In a widely watched case on the Eastern Shore, federal judge William Nickerson ruled Thursday that Alan and Kristin Hudson’s Berlin farm was not in violation of the federal Clean Water Act. The plaintiffs, the Waterkeeper Alliance led by controversial environmentalist Robert F. Kennedy Jr., had hoped to establish that big food processors, in this case Perdue Inc., could be held liable for the alleged pollution sins of “contract growers” like the Hudson family. But the Waterkeeper group fell flat on its face — while rousing ill will among some former allies in the process.
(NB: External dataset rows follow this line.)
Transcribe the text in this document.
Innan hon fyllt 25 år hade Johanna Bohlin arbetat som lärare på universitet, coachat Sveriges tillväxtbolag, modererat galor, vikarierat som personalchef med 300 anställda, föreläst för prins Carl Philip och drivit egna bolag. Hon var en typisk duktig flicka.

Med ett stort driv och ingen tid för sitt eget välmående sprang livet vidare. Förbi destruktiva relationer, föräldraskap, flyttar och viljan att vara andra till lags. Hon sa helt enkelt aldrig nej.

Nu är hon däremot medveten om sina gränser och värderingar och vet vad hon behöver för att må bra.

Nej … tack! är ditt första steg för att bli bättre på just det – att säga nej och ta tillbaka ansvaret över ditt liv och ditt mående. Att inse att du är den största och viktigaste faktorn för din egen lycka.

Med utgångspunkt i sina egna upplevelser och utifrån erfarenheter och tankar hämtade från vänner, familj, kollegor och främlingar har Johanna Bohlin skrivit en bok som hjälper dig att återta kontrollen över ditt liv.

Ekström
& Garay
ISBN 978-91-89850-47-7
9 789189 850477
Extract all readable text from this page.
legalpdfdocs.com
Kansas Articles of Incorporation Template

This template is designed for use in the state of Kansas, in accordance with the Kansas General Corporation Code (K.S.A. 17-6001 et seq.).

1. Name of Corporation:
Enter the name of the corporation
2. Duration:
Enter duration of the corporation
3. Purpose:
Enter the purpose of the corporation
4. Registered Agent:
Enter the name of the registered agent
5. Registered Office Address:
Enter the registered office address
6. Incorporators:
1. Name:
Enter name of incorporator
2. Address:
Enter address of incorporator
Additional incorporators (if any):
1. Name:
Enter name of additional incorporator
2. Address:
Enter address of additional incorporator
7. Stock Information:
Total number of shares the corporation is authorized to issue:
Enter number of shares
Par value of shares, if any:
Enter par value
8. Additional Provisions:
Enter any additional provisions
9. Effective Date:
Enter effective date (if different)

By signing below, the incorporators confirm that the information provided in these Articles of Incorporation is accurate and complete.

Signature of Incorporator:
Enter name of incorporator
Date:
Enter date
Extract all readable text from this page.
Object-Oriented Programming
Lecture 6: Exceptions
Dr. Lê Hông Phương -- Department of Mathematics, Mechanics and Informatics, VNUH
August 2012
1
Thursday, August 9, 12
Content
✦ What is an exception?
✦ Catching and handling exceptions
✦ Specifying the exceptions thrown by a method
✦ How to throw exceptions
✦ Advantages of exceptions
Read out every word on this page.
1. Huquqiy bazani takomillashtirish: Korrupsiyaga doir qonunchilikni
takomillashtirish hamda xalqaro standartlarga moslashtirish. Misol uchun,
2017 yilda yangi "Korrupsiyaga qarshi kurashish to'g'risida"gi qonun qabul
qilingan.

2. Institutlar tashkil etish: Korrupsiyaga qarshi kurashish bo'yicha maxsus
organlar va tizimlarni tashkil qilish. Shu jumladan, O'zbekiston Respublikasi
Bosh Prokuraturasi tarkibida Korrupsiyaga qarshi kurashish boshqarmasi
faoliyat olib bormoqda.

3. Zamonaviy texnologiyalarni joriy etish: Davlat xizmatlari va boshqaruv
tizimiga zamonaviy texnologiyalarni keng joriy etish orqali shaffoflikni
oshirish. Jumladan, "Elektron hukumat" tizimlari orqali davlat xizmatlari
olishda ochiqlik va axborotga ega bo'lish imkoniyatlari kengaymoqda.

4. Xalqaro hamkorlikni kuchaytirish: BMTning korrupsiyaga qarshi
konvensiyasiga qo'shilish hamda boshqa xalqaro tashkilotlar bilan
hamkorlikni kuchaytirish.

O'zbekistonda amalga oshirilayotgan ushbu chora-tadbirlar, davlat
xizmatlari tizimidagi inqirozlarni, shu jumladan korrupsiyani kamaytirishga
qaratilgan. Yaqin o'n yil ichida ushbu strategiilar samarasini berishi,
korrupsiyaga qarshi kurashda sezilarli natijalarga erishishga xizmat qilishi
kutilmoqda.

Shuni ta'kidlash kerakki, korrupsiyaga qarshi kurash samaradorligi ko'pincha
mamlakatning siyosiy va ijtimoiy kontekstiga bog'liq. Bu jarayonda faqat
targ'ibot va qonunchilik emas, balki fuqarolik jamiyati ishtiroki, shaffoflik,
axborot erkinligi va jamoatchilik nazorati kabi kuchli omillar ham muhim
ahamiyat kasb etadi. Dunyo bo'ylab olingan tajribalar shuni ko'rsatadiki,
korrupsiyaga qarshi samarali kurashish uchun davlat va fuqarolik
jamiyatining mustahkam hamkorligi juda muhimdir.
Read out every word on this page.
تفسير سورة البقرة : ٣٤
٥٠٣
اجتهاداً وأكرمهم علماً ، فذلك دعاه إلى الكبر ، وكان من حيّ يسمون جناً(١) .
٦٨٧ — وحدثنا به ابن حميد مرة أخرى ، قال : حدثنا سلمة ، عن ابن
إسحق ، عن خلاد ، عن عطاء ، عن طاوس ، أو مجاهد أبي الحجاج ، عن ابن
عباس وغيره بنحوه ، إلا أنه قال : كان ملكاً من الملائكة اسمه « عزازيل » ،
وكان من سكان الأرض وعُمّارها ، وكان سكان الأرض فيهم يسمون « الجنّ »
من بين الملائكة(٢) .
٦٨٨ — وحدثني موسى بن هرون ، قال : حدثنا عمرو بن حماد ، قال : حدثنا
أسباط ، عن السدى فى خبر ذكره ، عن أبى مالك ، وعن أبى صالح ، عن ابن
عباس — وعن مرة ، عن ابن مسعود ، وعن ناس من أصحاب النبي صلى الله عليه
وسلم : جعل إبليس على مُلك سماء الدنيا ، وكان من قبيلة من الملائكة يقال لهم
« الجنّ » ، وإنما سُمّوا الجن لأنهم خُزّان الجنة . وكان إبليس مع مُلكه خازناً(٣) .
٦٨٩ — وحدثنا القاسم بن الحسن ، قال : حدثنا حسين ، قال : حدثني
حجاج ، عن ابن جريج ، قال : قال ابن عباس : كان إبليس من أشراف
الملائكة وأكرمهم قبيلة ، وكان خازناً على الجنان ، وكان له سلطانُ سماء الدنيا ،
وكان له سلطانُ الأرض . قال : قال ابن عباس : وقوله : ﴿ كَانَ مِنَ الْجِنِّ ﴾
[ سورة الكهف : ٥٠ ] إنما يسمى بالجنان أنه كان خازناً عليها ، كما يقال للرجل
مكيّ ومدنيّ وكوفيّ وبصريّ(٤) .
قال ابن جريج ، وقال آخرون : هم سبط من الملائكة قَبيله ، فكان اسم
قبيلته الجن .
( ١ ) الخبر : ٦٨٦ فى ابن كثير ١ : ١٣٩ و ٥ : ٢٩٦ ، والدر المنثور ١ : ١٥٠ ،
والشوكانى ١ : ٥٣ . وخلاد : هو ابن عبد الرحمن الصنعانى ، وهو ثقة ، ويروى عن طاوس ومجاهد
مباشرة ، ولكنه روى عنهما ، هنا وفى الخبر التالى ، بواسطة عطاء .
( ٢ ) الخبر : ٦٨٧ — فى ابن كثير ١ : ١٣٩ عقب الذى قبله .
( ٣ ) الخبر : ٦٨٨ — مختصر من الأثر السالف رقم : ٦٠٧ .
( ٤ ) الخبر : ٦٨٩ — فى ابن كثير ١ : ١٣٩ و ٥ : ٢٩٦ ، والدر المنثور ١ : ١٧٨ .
Environmental plaintiffs like to present themselves as David going after Goliath, but the Hudson lawsuit came off rather differently. It pitted an out-of-state activist group, flush with foundation grants and the largesse of Hollywood fundraisers, against a family farm ill-placed to withstand prolonged litigation. In practice, the group expected that rather than let one of its contract farmers be rolled over by brute force of this kind, Perdue would step up and offer to cover the Hudsons’ legal fees — which it did.
From early on, the case had embarrassing weaknesses. To begin with, its factual basis was shaky: a suspected pile of chicken manure spotted on the Hudsons’ property, and offered as a central allegation of poor waste management, turned out not to be chicken manure at all.
It soon developed that Waterkeeper’s local representative had gone looking for a test case but didn’t back off even after the case turned out weaker than it may at first have looked.